Notícias
Controle de Constitucionalidade
Supremo acolhe tese da AGU e declara constitucional lei que modernizou contratações de profissionais de beleza
Imagem: freepik - Foto: "
Acolhendo tese sustentada pela Advocacia-Geral da União (AGU), o Supremo Tribunal Federal (STF) concluiu na tarde desta quinta-feira (28/10) o julgamento da Ação Direta de Inconstitucionalidade nº 5.625, declarando constitucional, por 8 votos a 2, a Lei nº 13.352/2016, que dispõe sobre o contrato de parceria celebrado entre as pessoas jurídicas registradas como salão de beleza e os profissionais que exercem atividades de cabeleireiro, barbeiro, esteticista, manicure, depilador e maquiador.

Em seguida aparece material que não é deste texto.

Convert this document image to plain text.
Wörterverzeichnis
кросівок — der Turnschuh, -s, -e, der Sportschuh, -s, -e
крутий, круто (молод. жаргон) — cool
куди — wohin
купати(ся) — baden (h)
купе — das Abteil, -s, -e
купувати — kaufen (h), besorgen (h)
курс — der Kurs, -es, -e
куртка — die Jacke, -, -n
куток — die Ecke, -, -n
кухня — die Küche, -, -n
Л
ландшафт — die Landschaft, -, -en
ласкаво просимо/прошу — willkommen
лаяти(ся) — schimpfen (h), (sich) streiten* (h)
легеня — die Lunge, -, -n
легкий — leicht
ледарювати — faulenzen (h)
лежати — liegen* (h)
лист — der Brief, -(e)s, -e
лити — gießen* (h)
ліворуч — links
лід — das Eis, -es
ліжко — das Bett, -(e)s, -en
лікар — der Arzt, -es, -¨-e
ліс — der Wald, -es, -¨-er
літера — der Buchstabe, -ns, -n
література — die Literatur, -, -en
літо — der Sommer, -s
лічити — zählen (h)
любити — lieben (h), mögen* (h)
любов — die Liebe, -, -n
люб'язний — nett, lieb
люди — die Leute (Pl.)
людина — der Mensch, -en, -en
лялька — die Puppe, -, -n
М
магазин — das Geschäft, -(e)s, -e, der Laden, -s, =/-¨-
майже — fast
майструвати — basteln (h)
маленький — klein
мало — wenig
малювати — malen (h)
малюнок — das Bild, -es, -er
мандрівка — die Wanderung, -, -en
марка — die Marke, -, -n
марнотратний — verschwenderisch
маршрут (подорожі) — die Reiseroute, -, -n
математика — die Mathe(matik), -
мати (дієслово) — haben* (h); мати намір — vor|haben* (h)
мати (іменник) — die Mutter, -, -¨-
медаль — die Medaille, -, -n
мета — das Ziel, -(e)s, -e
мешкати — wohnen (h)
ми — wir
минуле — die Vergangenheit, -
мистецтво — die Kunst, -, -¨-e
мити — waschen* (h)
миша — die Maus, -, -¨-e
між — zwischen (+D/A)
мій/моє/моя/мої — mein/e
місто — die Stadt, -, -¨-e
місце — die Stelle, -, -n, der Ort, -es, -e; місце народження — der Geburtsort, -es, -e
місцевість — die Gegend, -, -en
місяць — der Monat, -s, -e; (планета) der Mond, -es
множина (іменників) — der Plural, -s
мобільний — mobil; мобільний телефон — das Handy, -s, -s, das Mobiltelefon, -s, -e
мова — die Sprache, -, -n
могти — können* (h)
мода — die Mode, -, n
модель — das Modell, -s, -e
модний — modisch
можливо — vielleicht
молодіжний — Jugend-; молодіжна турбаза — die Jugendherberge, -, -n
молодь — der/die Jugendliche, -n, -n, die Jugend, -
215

A Corte reconheceu a tese de que a Constituição Federal, ao estabelecer um diálogo expresso entre os valores sociais do trabalho e da livre iniciativa, autoriza e acolhe a existência de outras modalidades laborais, para além do tradicional vínculo de emprego, formalizado mediante a assinatura da Carteira de Trabalho.
Os ministros também assinalaram que a denominada “Lei do Salão Parceiro” – como ficou conhecida a Lei nº 13.352/2016 – supriu lacuna até então existente no ordenamento jurídico, sacramentando uma relação consolidada no meio social e, sobretudo, retirando da informalidade uma série de prestadores de serviço que passaram a atuar no mercado com mais segurança jurídica e direitos a partir da vigência da norma.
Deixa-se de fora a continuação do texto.